Balfour Beatty presented during three of the general breakout sessions, continuing to share progress on our lean journey. The following Balfour Beatty teammates presented with their teammates on their project’s best practices and lessons learned:
Richard Ryan, Senior Vice President – how the PennFIRST team transformed preconstruction by steering towards targets and using risk and opportunity tracking to increase cost certainty
Andrea Klein, Project Manager – how ‘leave-out planning’ enabled the PennFIRST team to maximize owner value by selecting medical equipment at last responsible moment:
Sarah Michaelson, Project Manager – how the St. Elizabeths West Campus Central Utility Plant 2 project team used lean planning in design and a unified BIM workflow to deliver all design packages on time with higher quality and enabled prefabrication on a complex underground site
Brad Vawter, Superintendent – how the Osprey team used a Prescient digital and manufacturing platform and enabled higher density and faster schedule than traditional stick-built construction
All our conference delegates came back inspired and energized by the experience. They are committed to continuing the conversation and working together on continuous improvement. Below are a few solutions they identified that can be immediately implemented to improve anyone’s workday:
Paul Studley, Superintendent – Last Planner and Pull in Production
“The introduction sessions on Last Planners and Pull in Production revealed to me a better way to communicate, engage and empower the trades with the daily huddle methods. I have already gone through dry runs with our construction superintendent and foremen and can’t wait to see this in action.”

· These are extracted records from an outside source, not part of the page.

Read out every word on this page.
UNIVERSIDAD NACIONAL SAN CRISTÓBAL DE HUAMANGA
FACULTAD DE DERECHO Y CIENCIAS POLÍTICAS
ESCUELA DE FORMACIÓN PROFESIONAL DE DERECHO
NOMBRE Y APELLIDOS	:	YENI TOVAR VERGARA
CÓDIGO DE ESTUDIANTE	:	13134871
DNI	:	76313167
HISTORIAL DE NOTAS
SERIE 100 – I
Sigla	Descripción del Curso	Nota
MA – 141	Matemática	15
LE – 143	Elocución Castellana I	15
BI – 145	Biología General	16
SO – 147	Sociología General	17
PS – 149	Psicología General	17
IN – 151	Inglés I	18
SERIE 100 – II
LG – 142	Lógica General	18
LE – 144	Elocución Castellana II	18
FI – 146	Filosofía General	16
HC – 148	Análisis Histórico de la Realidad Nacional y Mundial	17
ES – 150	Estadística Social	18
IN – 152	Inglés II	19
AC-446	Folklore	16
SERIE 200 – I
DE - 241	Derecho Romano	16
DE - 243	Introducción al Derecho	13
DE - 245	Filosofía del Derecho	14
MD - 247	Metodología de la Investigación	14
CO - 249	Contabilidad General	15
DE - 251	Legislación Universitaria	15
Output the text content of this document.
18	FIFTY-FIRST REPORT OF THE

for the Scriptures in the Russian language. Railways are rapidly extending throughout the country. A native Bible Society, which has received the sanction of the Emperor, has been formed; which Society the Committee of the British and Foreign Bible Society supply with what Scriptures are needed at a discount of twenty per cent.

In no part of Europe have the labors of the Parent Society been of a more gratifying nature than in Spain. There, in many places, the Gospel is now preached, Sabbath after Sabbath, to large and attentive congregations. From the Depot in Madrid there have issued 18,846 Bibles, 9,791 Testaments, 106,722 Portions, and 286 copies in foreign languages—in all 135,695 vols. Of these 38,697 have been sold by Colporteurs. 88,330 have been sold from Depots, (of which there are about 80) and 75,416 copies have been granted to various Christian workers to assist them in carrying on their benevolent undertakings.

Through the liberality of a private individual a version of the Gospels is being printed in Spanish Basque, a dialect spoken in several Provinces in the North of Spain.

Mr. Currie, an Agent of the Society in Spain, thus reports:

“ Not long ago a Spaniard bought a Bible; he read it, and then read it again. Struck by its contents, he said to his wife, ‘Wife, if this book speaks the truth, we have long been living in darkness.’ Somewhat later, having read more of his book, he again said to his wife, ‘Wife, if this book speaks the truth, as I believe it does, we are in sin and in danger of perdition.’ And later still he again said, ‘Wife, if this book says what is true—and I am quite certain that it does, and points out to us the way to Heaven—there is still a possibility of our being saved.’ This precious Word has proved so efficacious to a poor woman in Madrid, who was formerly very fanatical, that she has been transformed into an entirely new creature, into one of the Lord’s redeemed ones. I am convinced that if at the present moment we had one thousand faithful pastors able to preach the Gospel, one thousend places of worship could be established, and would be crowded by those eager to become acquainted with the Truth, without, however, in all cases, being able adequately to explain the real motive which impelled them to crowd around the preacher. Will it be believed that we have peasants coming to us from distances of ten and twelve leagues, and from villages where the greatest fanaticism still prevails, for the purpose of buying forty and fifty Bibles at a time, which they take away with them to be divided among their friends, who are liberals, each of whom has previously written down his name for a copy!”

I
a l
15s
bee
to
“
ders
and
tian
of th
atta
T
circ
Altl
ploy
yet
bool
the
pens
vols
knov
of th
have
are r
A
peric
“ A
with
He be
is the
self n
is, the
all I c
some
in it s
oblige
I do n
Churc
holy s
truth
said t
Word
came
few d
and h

Michael Hite, Field Operations Director – Gemba walks
“Gemba walks are more than just a production or safety walk. They are about reflecting and asking others to reflect on what can be improved. This can be applied in the field or in the office. Take time to talk to people. Pay attention to what they say is working and not working and what ideas they have for improvement.”
Mauricio Pereira, Field Engineer – Visual boards
“Use visual boards to improve communication, including: inspection board, constraint resolution board, three-week lean dashboard, and metrics and learning board.”
Amanda Patton, IP Manager – Implementing a new process
“Implementing a new process is trial and error. What you are doing is setting up a prototype. Creating an environment of humility where there is freedom to fail and extract the lessons learned from the failure is critical to improving and perfecting the process.”
Erin Branham, Director, Brand and Communications – Fostering a lean culture
“We must foster a culture of psychological security in which the effort of trying new things and ‘failing’ is not seen as a negative but instead as a pursuit of continuous improvement with small victories celebrated along the way. Lean is a journey!”
At Balfour Beatty, we believe that whether your goals are increasing productivity, improving safety, minimizing defects or more personally reducing time in meetings or working weekends, each improvement leads to a better and more satisfying career and profitable, sustainable business.